Das Telefon klingelte
wieder.
»Palfy?«
»Kohlschwab.«
»Guten Morgen«,
sagte Katinka. Den Hörer an sich gepresst, schenkte sie sich eine dritte Tasse Kaffee
ein. Milch war aus, und sie trank ihn schwarz, während sie zuhörte.
Jetzt wurde es
wirklich interessant. Staatsanwalt Kohlschwab hatte die Leiche im Fischpass in seine
Zuständigkeit übernommen.
»Ich gehe davon
aus«, schloss Kohlschwab seine Tirade ab, »dass Sie mit mir und meinen Leuten uneingeschränkt
zusammenarbeiten. Sonst knicken Sie mal gleich Ihre Dauerkarte.«
Ich habe keine
Dauerkarte, versetzte Katinka lautlos.
»Selbstverständlich«,
antwortete sie.
»Dann ist es ja
gut«, sagte Kohlschwab.
Sie stellte ihn
sich vor, schwergewichtig, Biertrinkerfigur, wie er auf seinem Bürostuhl thronte
und die Backen aufblies wie Satchmo. Kohlschwab galt als regelmäßiger Gast bei den
Konzerten der Bamberger Symphoniker. Spendabel als Pate für neue Kinosessel und
anderen kulturellen Kram. Befreundet mit der High Society Bambergs: Uni, Stadtrat,
Anwälte, Finanzfritzen, Ärzte.
»Wiederhören«,
sagte Katinka und legte auf.
Sie schaltete die Kaffeemaschine
aus, zog sich ein Fleece über und verließ die Wohnung.

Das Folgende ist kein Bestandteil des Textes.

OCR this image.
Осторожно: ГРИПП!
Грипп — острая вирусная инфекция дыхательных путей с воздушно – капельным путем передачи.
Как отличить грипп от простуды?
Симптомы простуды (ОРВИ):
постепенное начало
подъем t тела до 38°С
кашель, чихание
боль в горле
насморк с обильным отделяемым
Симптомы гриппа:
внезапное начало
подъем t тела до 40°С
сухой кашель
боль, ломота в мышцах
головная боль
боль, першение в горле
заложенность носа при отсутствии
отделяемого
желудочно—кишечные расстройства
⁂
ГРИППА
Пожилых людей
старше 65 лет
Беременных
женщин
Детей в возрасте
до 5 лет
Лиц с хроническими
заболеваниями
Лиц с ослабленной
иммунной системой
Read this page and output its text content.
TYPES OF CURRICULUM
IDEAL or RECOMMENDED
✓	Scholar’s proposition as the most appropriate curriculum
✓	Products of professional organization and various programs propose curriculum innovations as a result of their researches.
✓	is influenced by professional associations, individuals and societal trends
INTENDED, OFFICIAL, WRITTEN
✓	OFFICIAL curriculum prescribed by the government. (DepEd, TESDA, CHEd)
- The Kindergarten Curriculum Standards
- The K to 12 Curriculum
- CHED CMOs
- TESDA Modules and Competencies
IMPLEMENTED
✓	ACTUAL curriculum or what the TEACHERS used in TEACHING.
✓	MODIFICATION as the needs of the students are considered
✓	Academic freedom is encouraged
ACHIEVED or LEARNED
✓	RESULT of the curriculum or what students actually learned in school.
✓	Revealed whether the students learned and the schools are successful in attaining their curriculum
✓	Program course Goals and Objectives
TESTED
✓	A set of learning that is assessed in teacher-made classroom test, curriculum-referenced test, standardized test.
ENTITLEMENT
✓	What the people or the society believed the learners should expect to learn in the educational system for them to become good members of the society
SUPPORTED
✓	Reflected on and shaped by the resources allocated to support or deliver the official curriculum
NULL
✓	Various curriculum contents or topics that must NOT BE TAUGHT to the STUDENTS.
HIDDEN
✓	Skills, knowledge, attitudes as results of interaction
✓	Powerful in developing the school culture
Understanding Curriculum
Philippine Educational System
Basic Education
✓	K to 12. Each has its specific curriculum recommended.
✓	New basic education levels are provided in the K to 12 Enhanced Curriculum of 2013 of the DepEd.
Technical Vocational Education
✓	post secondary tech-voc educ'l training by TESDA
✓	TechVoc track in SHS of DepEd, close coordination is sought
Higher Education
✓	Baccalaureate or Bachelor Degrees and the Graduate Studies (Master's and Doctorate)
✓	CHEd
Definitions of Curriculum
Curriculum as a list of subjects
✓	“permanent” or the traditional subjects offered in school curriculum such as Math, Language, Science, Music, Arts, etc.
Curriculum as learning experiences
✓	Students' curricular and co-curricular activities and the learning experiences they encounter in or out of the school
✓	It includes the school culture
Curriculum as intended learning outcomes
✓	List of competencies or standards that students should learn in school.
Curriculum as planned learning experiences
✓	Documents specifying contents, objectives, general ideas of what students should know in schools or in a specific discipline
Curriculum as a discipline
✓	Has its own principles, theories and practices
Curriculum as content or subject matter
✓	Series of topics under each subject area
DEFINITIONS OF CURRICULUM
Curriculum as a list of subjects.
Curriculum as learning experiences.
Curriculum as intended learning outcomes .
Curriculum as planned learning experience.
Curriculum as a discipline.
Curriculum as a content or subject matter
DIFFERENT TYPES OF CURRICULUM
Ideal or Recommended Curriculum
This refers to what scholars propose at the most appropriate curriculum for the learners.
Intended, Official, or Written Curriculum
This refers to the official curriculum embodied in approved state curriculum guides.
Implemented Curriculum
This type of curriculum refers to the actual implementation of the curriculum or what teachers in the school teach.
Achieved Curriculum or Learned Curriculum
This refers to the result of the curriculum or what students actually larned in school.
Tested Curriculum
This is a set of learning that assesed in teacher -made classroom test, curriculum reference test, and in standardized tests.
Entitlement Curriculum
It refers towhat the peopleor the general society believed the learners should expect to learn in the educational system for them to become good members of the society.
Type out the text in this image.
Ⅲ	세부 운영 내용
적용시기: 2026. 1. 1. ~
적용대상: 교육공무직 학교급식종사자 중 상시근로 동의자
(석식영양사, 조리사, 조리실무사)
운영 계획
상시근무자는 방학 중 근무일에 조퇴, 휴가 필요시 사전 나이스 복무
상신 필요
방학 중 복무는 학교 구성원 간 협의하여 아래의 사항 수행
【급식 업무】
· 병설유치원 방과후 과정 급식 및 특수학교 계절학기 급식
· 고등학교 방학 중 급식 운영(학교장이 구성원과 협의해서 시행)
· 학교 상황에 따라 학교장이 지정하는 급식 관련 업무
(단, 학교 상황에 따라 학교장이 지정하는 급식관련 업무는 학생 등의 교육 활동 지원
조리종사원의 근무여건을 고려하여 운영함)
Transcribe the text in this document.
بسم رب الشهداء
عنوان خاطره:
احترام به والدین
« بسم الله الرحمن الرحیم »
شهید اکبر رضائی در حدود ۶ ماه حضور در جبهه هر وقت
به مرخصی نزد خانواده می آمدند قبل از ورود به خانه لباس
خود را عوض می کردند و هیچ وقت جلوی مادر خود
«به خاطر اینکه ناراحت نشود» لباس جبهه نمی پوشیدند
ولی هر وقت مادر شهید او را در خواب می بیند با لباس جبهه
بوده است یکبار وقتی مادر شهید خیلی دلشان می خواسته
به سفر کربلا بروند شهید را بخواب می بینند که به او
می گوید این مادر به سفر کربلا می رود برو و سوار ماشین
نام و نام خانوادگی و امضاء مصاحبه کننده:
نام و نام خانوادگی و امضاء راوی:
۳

Laufen, um durchzublicken.
Wäre sie heute Morgen losgejoggt, anstatt sich aufs Fahrrad zu schwingen, wäre sie
der Misere entkommen. Fast war es zu dämlich, um wahr zu sein. Entschlossen schritt
Katinka durch die Lange Straße und überquerte die Obere Rathausbrücke. Es war fast
elf am Vormittag – beste Touristenzeit. Ungeduldig drängte Katinka sich durch die
Menschenmenge. Neben dem UNESCO-Welterbe, dem ganzen Salbader von Fränkischem Rom
und diversen kulturellen Höhepunkten, warb nun auch noch die Landesgartenschau um
Gäste. Unter dem Torbogen hatte sich eine Besuchergruppe um einen Englisch sprechenden
Führer geschart. Um die Hälse der Touristen baumelten Namensschildchen. Damit man
sie zurückbringen konnte, wenn sie verloren gingen. Ein Namensschildchen, soweit
kam es noch.
Sie schlängelte
sich durch die Gruppe und machte, dass sie in weniger weltbekannte Bamberger Sträßchen
kam. Hier begegnete sie am Sonntag Vormittag allenfalls ein paar Kirchgängern.
Die Concordiastraße
war nun nicht berühmt. Zumindest nicht unter Touristen. Allerdings bisweilen unter
Leuten, die auf dem Trip waren. Katinka trat durch das breite Tor in den Innenhof
ihres Traumhauses. Die Briefkästen der Mieter hingen windschief an der Wand. Fahrräder,
von denen einige seit Jahren nicht mehr bewegt worden sein konnten, rosteten still
vor sich hin. Zwischen den uralten Kopfsteinen spross allerlei Kraut.
»Haben Sie schon
unterschrieben?«, tönte Dante Wischnewski ihr aus dem Innenhof entgegen.